Nearly every frame in this film is worth hanging above the mantelpiece and an entourage of immaculately styled supporting vets (Timothy Spall, Oliver Platt, and a characteristically confrontational Annette Bening) provide an added delight. Most importantly, though, Potter captures the ephemeral tone of girlhood with great depth and precision, never trivializing the emotional impact of young female friendships that can blend steadfast love, confused eroticism, and immense cruelty.

Frances Ha Noah Baumbach Greta Gerwig

Frances Ha

Flaunting its freedom from romanticism, Noah Baumbach’s Frances Ha also features female friendship at its center. The film stars Greta Gerwig as Frances, a 27-year-old woman struggling to find both an existential and economic foothold as her slightly ill-paced trajectory toward adulthood veers off course from that of her sexless life partner, Sophie (Mickey Sumner).
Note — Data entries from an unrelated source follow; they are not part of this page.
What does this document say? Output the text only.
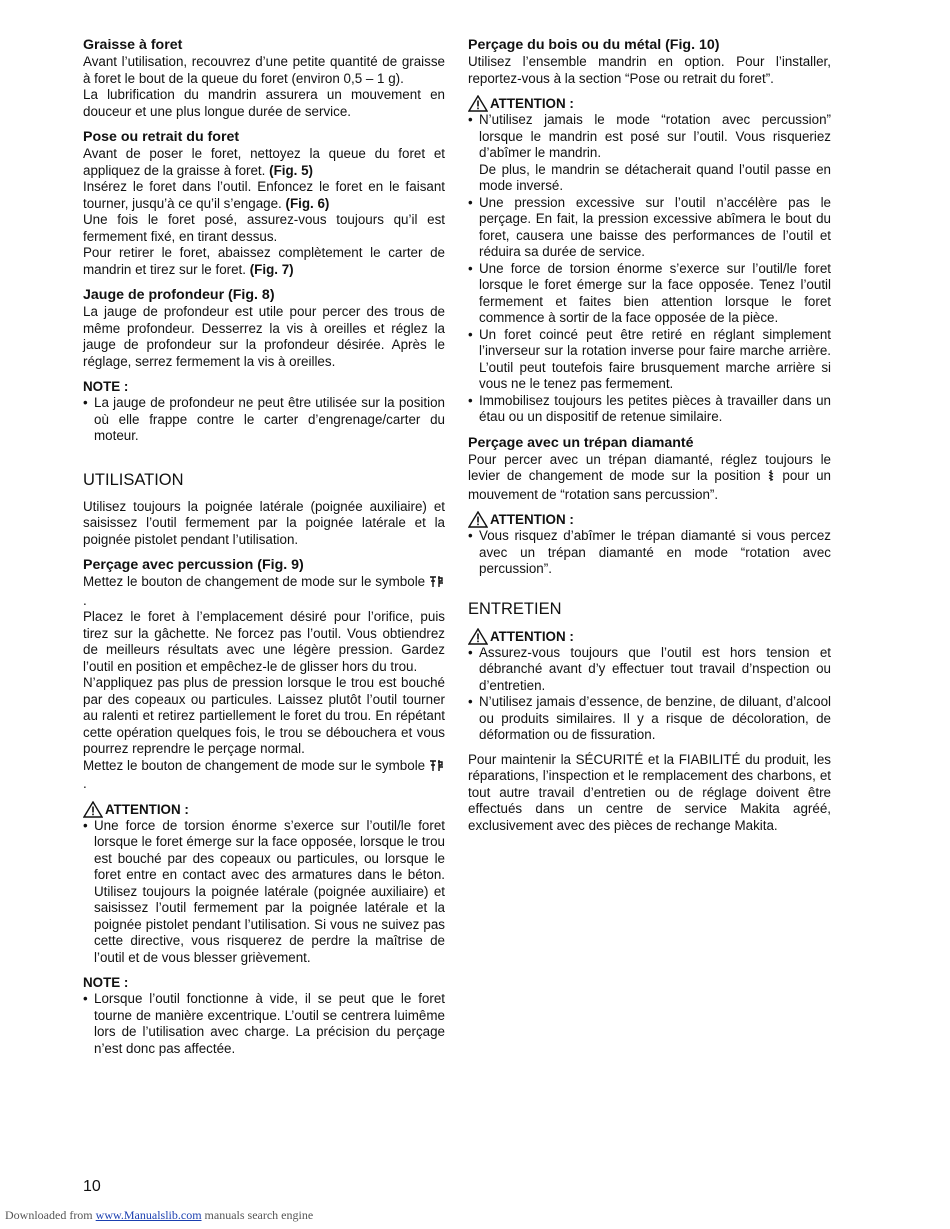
Graisse à foret

Avant l’utilisation, recouvrez d’une petite quantité de graisse à foret le bout de la queue du foret (environ 0,5 – 1 g).

La lubrification du mandrin assurera un mouvement en douceur et une plus longue durée de service.

Pose ou retrait du foret

Avant de poser le foret, nettoyez la queue du foret et appliquez de la graisse à foret. (Fig. 5)

Insérez le foret dans l’outil. Enfoncez le foret en le faisant tourner, jusqu’à ce qu’il s’engage. (Fig. 6)

Une fois le foret posé, assurez-vous toujours qu’il est fermement fixé, en tirant dessus.

Pour retirer le foret, abaissez complètement le carter de mandrin et tirez sur le foret. (Fig. 7)

Jauge de profondeur (Fig. 8)

La jauge de profondeur est utile pour percer des trous de même profondeur. Desserrez la vis à oreilles et réglez la jauge de profondeur sur la profondeur désirée. Après le réglage, serrez fermement la vis à oreilles.

NOTE :
• La jauge de profondeur ne peut être utilisée sur la position où elle frappe contre le carter d’engrenage/carter du moteur.
UTILISATION

Utilisez toujours la poignée latérale (poignée auxiliaire) et saisissez l’outil fermement par la poignée latérale et la poignée pistolet pendant l’utilisation.

Perçage avec percussion (Fig. 9)

Mettez le bouton de changement de mode sur le symbole .

Placez le foret à l’emplacement désiré pour l’orifice, puis tirez sur la gâchette. Ne forcez pas l’outil. Vous obtiendrez de meilleurs résultats avec une légère pression. Gardez l’outil en position et empêchez-le de glisser hors du trou.

N’appliquez pas plus de pression lorsque le trou est bouché par des copeaux ou particules. Laissez plutôt l’outil tourner au ralenti et retirez partiellement le foret du trou. En répétant cette opération quelques fois, le trou se débouchera et vous pourrez reprendre le perçage normal.

Mettez le bouton de changement de mode sur le symbole .

ATTENTION :
• Une force de torsion énorme s’exerce sur l’outil/le foret lorsque le foret émerge sur la face opposée, lorsque le trou est bouché par des copeaux ou particules, ou lorsque le foret entre en contact avec des armatures dans le béton. Utilisez toujours la poignée latérale (poignée auxiliaire) et saisissez l’outil fermement par la poignée latérale et la poignée pistolet pendant l’utilisation. Si vous ne suivez pas cette directive, vous risquerez de perdre la maîtrise de l’outil et de vous blesser grièvement.
NOTE :
• Lorsque l’outil fonctionne à vide, il se peut que le foret tourne de manière excentrique. L’outil se centrera luimême lors de l’utilisation avec charge. La précision du perçage n’est donc pas affectée.
Perçage du bois ou du métal (Fig. 10)

Utilisez l’ensemble mandrin en option. Pour l’installer, reportez-vous à la section “Pose ou retrait du foret”.

ATTENTION :
• N’utilisez jamais le mode “rotation avec percussion” lorsque le mandrin est posé sur l’outil. Vous risqueriez d’abîmer le mandrin.
De plus, le mandrin se détacherait quand l’outil passe en mode inversé.
• Une pression excessive sur l’outil n’accélère pas le perçage. En fait, la pression excessive abîmera le bout du foret, causera une baisse des performances de l’outil et réduira sa durée de service.
• Une force de torsion énorme s’exerce sur l’outil/le foret lorsque le foret émerge sur la face opposée. Tenez l’outil fermement et faites bien attention lorsque le foret commence à sortir de la face opposée de la pièce.
• Un foret coincé peut être retiré en réglant simplement l’inverseur sur la rotation inverse pour faire marche arrière. L’outil peut toutefois faire brusquement marche arrière si vous ne le tenez pas fermement.
• Immobilisez toujours les petites pièces à travailler dans un étau ou un dispositif de retenue similaire.
Perçage avec un trépan diamanté

Pour percer avec un trépan diamanté, réglez toujours le levier de changement de mode sur la position pour un mouvement de “rotation sans percussion”.

ATTENTION :
• Vous risquez d’abîmer le trépan diamanté si vous percez avec un trépan diamanté en mode “rotation avec percussion”.
ENTRETIEN
ATTENTION :
• Assurez-vous toujours que l’outil est hors tension et débranché avant d’y effectuer tout travail d’nspection ou d’entretien.
• N’utilisez jamais d’essence, de benzine, de diluant, d’alcool ou produits similaires. Il y a risque de décoloration, de déformation ou de fissuration.

Pour maintenir la SÉCURITÉ et la FIABILITÉ du produit, les réparations, l’inspection et le remplacement des charbons, et tout autre travail d’entretien ou de réglage doivent être effectués dans un centre de service Makita agréé, exclusivement avec des pièces de rechange Makita.

10
Downloaded from www.Manualslib.com manuals search engine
The black-and-white Nouvelle Vague aesthetic is well suited to the film’s constant undercutting of would-be cinematic vignettes. Whether dancing street side with limbs akimbo, urinating off a subway platform, or sleeping through the duration of her spontaneous 48-hour Parisian sojourn, Gerwig’s performance as the fetching oddity with a furrowed brow allows a post-ironic poignancy to permeate the film’s web of caustically comic one-liners.

Zac Effron Ramin Bahrani At Any Price

At Any Price

Another heavyweight contender at the festival was Ramin Bahrani’s At Any Price. A contemporary mid-western take on Death of a Salesman, the film stars Dennis Quaid—all dimples and cheesy smiles—as Henry Whipple, an Iowan farmer who maintains his forcibly gregarious mannerisms in the face of fiscal and familial discord. In comparison with Bahrani’s earlier work (Man Push Cart, Chop Shop), At Any Price takes a decidedly mainstream turn into the realm of high-speed car races, Zac Efron’s feathery lashes, and Heather Graham’s cleavage.

Efron delivers a staid and surprisingly dark performance as Dean, the prodigal son who abandons his NASCAR dream to take over the family farm, but there are a few too many narrative threads that either feel loose, superfluous, or overtly commercially driven. The unsung hero is relative newcomer Maika Monroe, who plays Dean’s devoted but defiant long-locked girlfriend, Cadence, to great avail. Though it is certainly entertaining and has a refreshingly murky sense of morality, Bahrani’s latest suffers from the same fatal flaw as its protagonist— namely, taking the business mantra “expand or die” a little too deeply to heart.

By far the most unsettling film at the festival was Joshua Oppenheimer’s documentary, The Act of Killing. Seven years in the making, Oppenheimer gets up close and personal with a group of retired Indonesian gangsters responsible for the mass purging of communists in Indonesia in the late 1960s. Though all of his interview subjects are former members of the country’s vigilante military Pancasila Youth Party, Oppenheimer’s camera sticks particularly close to Anwar Congo, the silk suited boss who is more than willing to describe—and even re-enact—his monstrous past.

Directing a small, sadistic coterie of party alumni, Congo proudly stages his memories in the vein of a Hollywood gangster film with seemingly no remorse—in one scene he appropriately sports a shirt that reads “APATHETIC” in big, white capital letters.  The elaborate re-enactments are so profoundly viscerally and ethically disturbing that they make the snuff scene from Benny’s Video seem like good wholesome family fun. The glimmer of repressed guilt glimpsed at the film’s end hardly assuages the moral nausea that lingers long past the closing credits—but this may be a good thing.